My story – which is humble compared to many people I now cross paths with, begins five years ago with melanoma cancer, three surgeries, including removal of lymph sack from groin, loss of a femoral nerve, relocating muscles, then chemo – lovely interferon. Re-learned to walk straight, and then started running. Then dystonia onset in foot of the same leg. It took six months before a correct diagnosis was made. Dystonia is permanent and painful. I now take a series of three botox shots every twelve weeks in my calf to eliminate the nerves firing the foot muscles. Re-learned to walk straight, and then started running - again! This time with the aid of the Allard ToeOFF orthotic. After filling a closet with numerous other useless orthotics, the ToeOFF was spot-on. It provides comfort, control, and confidence – and I can’t begin to put a price on those, especially during rehab.

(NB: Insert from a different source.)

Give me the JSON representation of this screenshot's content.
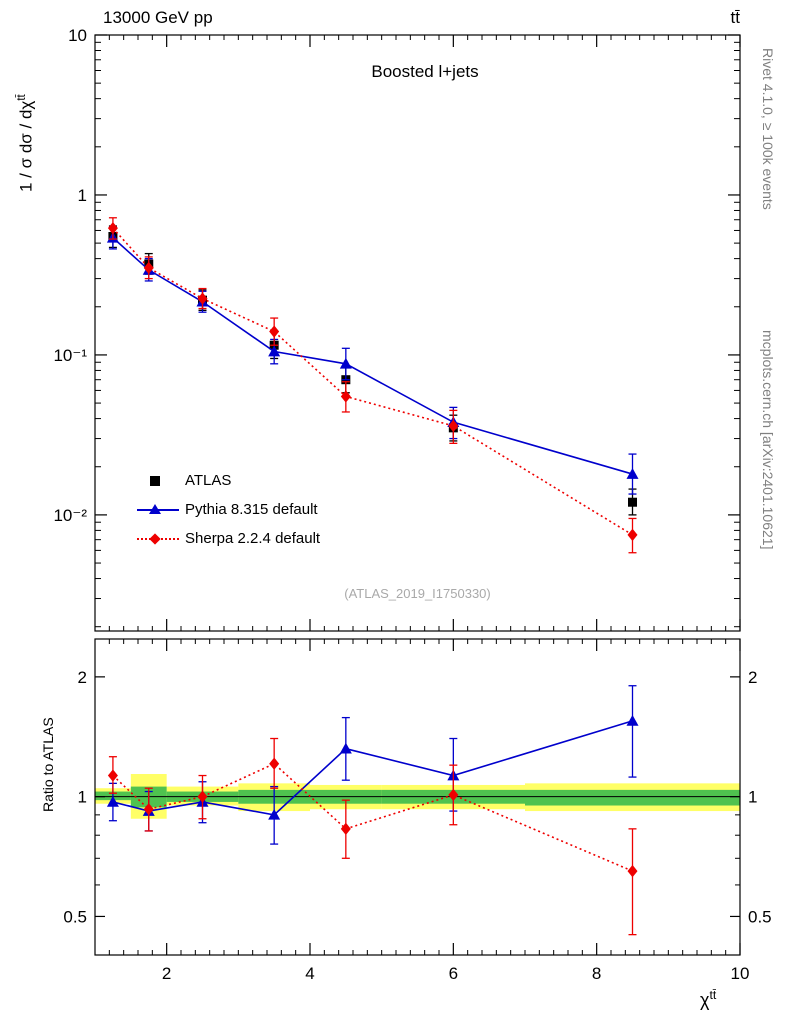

Although my walking and running now consists of being able to push off using only one foot, I still compete in numerous triathlons and running events each year – I’m just not as fast.  But being “fast” is no longer important. Priorities now consist of enjoying the abilities I still have, and reaching out and encouraging others in our “community” with methods and means to remain active. As many of you reading this know, it’s not uncommon for the physical disabilities to take a back seat the mental challenges faced, as a result of those disabilities. That’s why having the support of the “community” and efforts such as “Get Back Up” are crucial for maintaining a rich quality of life.